Un diplôme qui peut être obtenu seulement en tant que mineur émancipé, précise Baptiste Coulmont, et qui peut lui permettre de travailler comme maître-nageur l’été, par exemple. L’émancipation permet aussi à un mineur de souscrire à un contrat de travail, chose impossible avant la majorité. Ces demandes « BNSSA » sont ainsi majoritairement formulées dans des tribunaux du littoral, avec un taux d’acceptation de l’ordre de 88 %.

Les demandes concernant la scolarité nationale de l’enfant mineur représentent quant à elles 24 % des dossiers. Typiquement, elles sont réclamées lorsqu’un jeune né en fin d’année ou ayant un an d’avance entre dans le supérieur et a besoin de s’émanciper afin de pouvoir louer un bail pour des études dans une autre ville ou pour entrer dans en pensionnat.

Certains d’entre eux, qui appliquent encore « de vieilles règles issues du 20e siècle », sont enclins à accepter des mineurs à condition qu’ils soient émancipés, détaille Baptiste Coulmont.

Ces deux demandes entrent respectivement dans le champ des affaires « répétitives et sans enjeux ». Elles sont plutôt formulées par les familles de classes supérieures et moyennes et acceptées dans une large majorité.

Comme l’explique le chercheur, l’émancipation dans ces cas permet à l’enfant de faire des « petits boulots », de gagner de l’argent et de suivre leurs études en métropole. « Cela ne change rien à leur vie, si ce n’est la capacité de travailler et d’être responsable de leurs actes. »

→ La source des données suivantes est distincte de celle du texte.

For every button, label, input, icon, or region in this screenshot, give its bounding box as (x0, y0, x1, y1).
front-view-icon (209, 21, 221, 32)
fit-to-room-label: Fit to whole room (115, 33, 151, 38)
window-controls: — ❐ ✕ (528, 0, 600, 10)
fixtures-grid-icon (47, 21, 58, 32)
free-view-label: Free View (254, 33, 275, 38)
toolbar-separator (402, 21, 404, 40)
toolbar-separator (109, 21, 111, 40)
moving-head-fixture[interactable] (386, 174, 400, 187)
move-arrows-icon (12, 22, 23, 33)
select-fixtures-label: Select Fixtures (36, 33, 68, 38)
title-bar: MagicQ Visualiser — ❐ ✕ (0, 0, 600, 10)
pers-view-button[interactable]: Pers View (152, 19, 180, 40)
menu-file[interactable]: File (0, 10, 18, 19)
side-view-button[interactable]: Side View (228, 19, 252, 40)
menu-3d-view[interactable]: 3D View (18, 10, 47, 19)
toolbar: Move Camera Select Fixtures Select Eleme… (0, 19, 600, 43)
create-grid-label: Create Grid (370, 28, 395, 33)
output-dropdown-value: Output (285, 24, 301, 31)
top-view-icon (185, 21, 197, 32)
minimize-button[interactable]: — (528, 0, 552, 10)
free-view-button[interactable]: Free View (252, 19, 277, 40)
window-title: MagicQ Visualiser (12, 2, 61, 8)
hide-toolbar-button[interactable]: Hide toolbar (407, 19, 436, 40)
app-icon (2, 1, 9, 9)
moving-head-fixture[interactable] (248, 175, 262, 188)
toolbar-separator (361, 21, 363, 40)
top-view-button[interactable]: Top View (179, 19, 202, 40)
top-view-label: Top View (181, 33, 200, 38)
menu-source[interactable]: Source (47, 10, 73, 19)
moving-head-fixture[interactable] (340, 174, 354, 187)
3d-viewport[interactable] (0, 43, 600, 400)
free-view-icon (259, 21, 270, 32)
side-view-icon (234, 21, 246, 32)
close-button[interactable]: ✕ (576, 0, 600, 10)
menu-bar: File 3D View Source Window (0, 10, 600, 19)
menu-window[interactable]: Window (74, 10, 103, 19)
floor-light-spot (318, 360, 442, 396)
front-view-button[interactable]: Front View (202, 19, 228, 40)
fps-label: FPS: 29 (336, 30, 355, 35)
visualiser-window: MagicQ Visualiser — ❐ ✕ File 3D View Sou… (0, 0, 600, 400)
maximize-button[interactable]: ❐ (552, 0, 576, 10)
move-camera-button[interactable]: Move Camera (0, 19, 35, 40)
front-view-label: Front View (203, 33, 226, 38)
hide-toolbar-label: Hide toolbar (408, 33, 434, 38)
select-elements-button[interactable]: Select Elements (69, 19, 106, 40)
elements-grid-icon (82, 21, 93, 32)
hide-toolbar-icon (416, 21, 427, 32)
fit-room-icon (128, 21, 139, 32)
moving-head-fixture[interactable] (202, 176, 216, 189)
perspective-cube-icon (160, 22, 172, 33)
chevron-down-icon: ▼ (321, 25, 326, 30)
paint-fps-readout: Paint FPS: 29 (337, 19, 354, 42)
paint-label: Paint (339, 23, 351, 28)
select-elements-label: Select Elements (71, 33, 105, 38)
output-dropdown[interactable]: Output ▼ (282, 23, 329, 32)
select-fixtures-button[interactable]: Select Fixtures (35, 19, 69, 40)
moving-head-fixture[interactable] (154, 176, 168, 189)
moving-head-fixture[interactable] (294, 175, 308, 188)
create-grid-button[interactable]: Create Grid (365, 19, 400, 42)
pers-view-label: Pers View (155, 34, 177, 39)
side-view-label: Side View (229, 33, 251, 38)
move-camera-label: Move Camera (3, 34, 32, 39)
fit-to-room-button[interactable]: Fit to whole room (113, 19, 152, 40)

Conflits familiaux : 77 % des demandes rejetées

En revanche, du côté des demandes d’émancipation dans le cadre de conflits familiaux, les refus sont légion. Bien qu’elles représentent seulement 18 % des dossiers recueillis, ces affaires sont rejetées dans 77 % des cas par les juges des tutelles.

Car si les justiciables se saisissent de cette procédure « comme un instrument de régulation des relations et des conflits familiaux », les juges « refusent, le plus souvent, de donner ce rôle », est-il expliqué dans le rapport. Ils estiment en effet que les parents ont une responsabilité envers l’enfant et qu’ils ne peuvent pas s’y soustraire… même si un parent supplie le juge de placer l’enfant au motif qu’il « n’en veut plus », témoigne Florence Neple.

Ces dossiers engendrent des contentieux, au point que la présence de l’avocat s’avère plus fréquente, alors même que l’émancipation est une matière « où l’avocat n’est pas obligatoire », pointe Florence Neple. En cause : la nature « complexe » de la demande.